他睡不着,純粹是因為心中平靜不下來,盡管他看似平靜得不能更平靜。

他靠着被子看起時小慢的書。

越馳是喜歡讀書的,但他很少看小說。他試着看時小慢看過的那個故事,還真的看了進去,故事寫得不錯。他也開始明白為何剛開門的時小慢眼圈是紅的。他其實對時小慢的家庭特別好奇,眼下看來,時小慢的确是帶着女兒獨自住。

可平心而論,若是有人當面問及他越馳的家庭與父母,他臉上雖無謂與冷漠,心裏肯定是要氣死。要是還有人敢背地裏查他家的事,他肯定要那人生不如死。

他既然要好好對時小慢,就不能高高在上地随意打聽,只能靠自己去慢慢摸索。

看到一半時,卧室門忽然又打開,時小慢探出一雙眼睛,越馳掀開雙眼,與他對視。

時小慢一縮,又要躲,越馳朝他招手。

時小慢鼓起勇氣,走到沙發面前,小聲問他:“你怎麽不睡啊,明天不是要回上海?”

“我是要回上海,你跟不跟我走?”

時小慢的眼睛連連眨,他到底還是看向越馳,說道:“越先生,我問你一個問題。”

越馳就知道這關逃不過,不過一兩個小時過去,他已經擺好了心态。此時,他還又輕松地換了個坐姿:“你說。”
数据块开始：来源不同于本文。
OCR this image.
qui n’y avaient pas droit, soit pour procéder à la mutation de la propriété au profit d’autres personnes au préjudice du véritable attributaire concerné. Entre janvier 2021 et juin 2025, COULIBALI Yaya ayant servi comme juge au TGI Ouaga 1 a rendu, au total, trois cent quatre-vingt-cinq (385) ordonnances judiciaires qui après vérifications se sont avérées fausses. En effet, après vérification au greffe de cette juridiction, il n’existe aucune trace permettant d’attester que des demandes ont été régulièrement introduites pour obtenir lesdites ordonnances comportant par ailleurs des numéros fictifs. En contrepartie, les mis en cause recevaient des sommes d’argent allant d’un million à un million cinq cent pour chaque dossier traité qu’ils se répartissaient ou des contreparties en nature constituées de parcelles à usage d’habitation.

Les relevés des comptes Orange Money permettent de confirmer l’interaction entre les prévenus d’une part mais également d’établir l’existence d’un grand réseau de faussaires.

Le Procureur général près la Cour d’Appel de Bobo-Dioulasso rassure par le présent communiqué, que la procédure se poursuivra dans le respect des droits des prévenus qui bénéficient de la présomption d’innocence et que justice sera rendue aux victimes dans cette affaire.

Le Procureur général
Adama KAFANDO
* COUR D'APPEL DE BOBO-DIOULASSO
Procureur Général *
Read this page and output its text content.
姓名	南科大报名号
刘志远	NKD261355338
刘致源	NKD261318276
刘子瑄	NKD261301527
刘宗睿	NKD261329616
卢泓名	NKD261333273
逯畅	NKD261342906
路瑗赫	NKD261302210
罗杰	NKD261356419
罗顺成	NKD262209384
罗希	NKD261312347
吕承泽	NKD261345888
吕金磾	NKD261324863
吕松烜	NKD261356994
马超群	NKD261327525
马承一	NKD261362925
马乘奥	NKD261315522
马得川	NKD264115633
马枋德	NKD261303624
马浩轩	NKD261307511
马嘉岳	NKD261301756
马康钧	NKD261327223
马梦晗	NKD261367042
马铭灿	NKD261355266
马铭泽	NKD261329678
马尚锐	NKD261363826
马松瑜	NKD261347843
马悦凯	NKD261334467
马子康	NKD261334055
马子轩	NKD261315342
“就是——”時小慢點了點自己的額頭,“就是這個……”

這個動作特別可愛,越馳扯了扯嘴角,先問他:“剛剛過去的昨天,你過得高興嗎?”

時小慢點頭。

“有人陪你過生日,是不是特別好?”

“是的。”

“蛋糕是不是也很好吃?”

“嗯。”

越馳看他,似是承諾,卻又平靜道:“那你跟我走,我以後給你更好的。好不好?”

“好……”時小慢被越馳這話帶得不禁十分向往,更好的是指什麽?是指每年生日都有人陪,都有蛋糕吃?再也不孤單?再也不會有人看輕他?

時小慢一旦開始發呆,眼神便會變得更懵。

越馳特別喜歡看他這副樣子,越馳将書放到一旁,再朝時小慢招手:“來,再近點。”

時小慢懵懂地彎腰,越馳摟住他的脖頸,自己的脖頸上揚,在時小慢的眉間再度落下一吻。

他輕微拉開兩人的距離,對時小慢道:“懂了?”

時小慢其實更不懂了,他看着越馳的臉,已被帥得徹底不知東南西北,眉間也似有火在燒。

越馳扯唇而笑,拍拍他的臉:“去睡吧。”

時小慢暈乎乎地飄回卧室,徹夜未眠。